During the worst crisis to hit the country in peacetime, that is what is taking up Scottish Labour’s energy — not the deaths of thousands of our elderly loved ones, not the appalling situation in our care homes, not the mess the SNP are making of the education system, nor the gross health inequalities, the record drugs deaths, the fiasco of the ferries contracts or the jobs massacre, but internal navel-gazing and self-preservation. It is shameful.

In the polls, Labour is miles behind sitting at around 14 per cent. The critics say Leonard is failing to cut through and there is an element of truth to this. Frankly though Hardie, Attlee, Wilson and Blair would fail to cut through during an era when the only thing that appears to matter to the voters is where you stand on the constitutional question.

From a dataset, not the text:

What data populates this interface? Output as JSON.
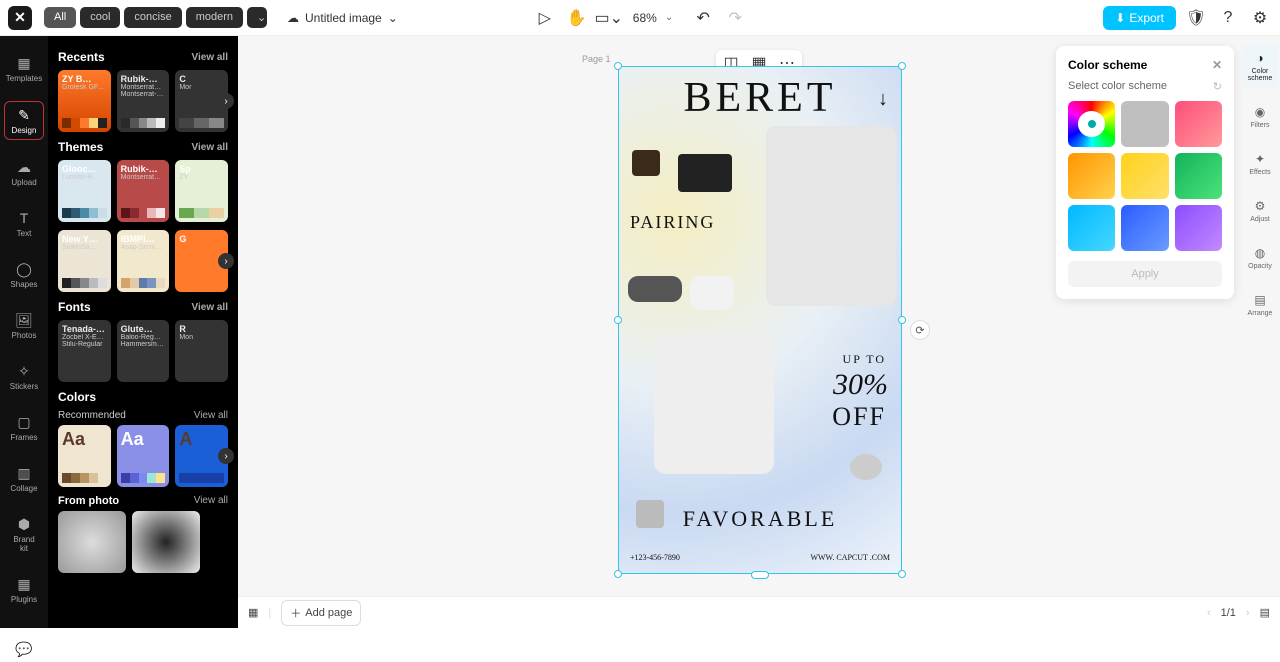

How else do you explain how following the exams debacle, with the third worst Covid death rate in Europe and a testing shambles, the SNP’s poll ratings actually rose?

My deeply held view is that Scottish Labour has to finally wake up to its failure to grasp constitutional politics. Leonard’s MSP critics come from a hard unionist position.

They believe we should drape ourselves in the union flag and that any further devolution is a concession to nationalism. They want to bring back the Better Together band and think this will revive the party’s fortunes — delusion doesn’t come close to it.

My view is this — Labour must accept the realpolitik and that a referendum is what the majority of the people want. We must take part in it positively and enthusiastically putting forward a credible and realistic third option on the ballot paper based on maximum devolution and we must campaign hard for this, showing how with a new settlement and a radical socialist government we will transform and democratise our economy and society. This will get us back on pitch with at least a chance of getting a kick at the ball.

People that think that a leadership contest is what Scottish Labour should be doing right now need to put away the evo-stick and go and get some help.

What we need is a new and credible constitutional position communicated to the electorate by a party with new MSPs bursting with ideas and enthusiasm who will support Richard our leader in our joint crusade for a fairer, better Scotland.

Neil Findlay is Labour MSP for Lothian.